In this New York Times bestselling novel, two suburban New York cops are neighbors, their families joined by a sudden, horrifying tragedy. Keane sets up a complex drama that plays out over decades, as the officers’ children, Peter and Kate, bond and deal with what has happened. Forgiveness and perspective are central.
Ecstasy and Terror: From the Greeks to Game of Thrones by Daniel Mendelsohn (Col ’82)

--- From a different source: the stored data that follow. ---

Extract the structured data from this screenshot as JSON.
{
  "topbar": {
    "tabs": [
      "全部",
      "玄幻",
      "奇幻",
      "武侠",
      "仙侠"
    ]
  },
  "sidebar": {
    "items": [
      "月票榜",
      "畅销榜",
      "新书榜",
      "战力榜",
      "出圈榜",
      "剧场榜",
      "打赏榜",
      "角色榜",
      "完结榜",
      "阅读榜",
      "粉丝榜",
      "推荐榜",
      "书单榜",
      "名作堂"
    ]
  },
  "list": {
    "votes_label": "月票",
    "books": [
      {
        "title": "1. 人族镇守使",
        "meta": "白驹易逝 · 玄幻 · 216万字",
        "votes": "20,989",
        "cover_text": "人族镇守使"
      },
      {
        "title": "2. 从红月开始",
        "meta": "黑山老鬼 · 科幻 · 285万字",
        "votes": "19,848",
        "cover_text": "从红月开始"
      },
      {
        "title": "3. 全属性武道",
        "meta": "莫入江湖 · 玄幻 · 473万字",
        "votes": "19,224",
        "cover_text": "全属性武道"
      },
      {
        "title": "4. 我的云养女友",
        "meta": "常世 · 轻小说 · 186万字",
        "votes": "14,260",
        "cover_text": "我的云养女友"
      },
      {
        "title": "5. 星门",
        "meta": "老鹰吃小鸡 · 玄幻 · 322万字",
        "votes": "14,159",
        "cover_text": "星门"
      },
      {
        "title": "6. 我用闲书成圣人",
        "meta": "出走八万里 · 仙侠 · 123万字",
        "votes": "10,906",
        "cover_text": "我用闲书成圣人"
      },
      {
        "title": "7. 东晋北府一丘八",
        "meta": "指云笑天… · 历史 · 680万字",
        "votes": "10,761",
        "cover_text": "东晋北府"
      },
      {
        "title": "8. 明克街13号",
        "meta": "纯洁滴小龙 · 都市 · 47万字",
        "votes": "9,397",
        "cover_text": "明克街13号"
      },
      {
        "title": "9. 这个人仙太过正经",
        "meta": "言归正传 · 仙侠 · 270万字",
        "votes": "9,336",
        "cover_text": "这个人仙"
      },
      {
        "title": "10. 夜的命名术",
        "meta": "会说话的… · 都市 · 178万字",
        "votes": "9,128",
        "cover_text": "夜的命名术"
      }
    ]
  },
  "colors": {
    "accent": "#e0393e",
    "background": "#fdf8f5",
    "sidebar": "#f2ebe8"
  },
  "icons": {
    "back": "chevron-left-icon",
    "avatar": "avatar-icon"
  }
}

With 20 collected essays, the critic/scholar again invokes the classics as “models for thinking about contemporary culture.” Antigone, for example, is wise ballast for the issue of burying a Boston Marathon bomber. Personal pieces reflect literature’s salvations—the caring of Mary Renault, an intercession during a despairing Holocaust search.
The League of Wives: The Untold Story of the Women Who Took On the U.S. Government to Bring Their Husbands Home by Heath Hardage Lee (Grad ’95)

Through interviews, diaries and more, Lee illuminates a group of influential wives of POW/MIA pilots of the Vietnam War. Some names are familiar—Jane Denton, Kathleen Johnson, Sybil Stockdale. Others, less so. In their approach to Washington and Hanoi, they first are constrained by protocol and inexperience; they become empowered and outspoken activists.
What’s the Point of College? Seeking Purpose in an Age of Reform by Johann N. Neem (Grad ’99, ’04)

To discuss “fixing” higher ed, says this history professor, we must decide what colleges are for. A liberal education means “reading—and discussing and writing about—specific texts that happen to reshape our perspective about ourselves or the world.” Job and business skills are best taught elsewhere, he argues.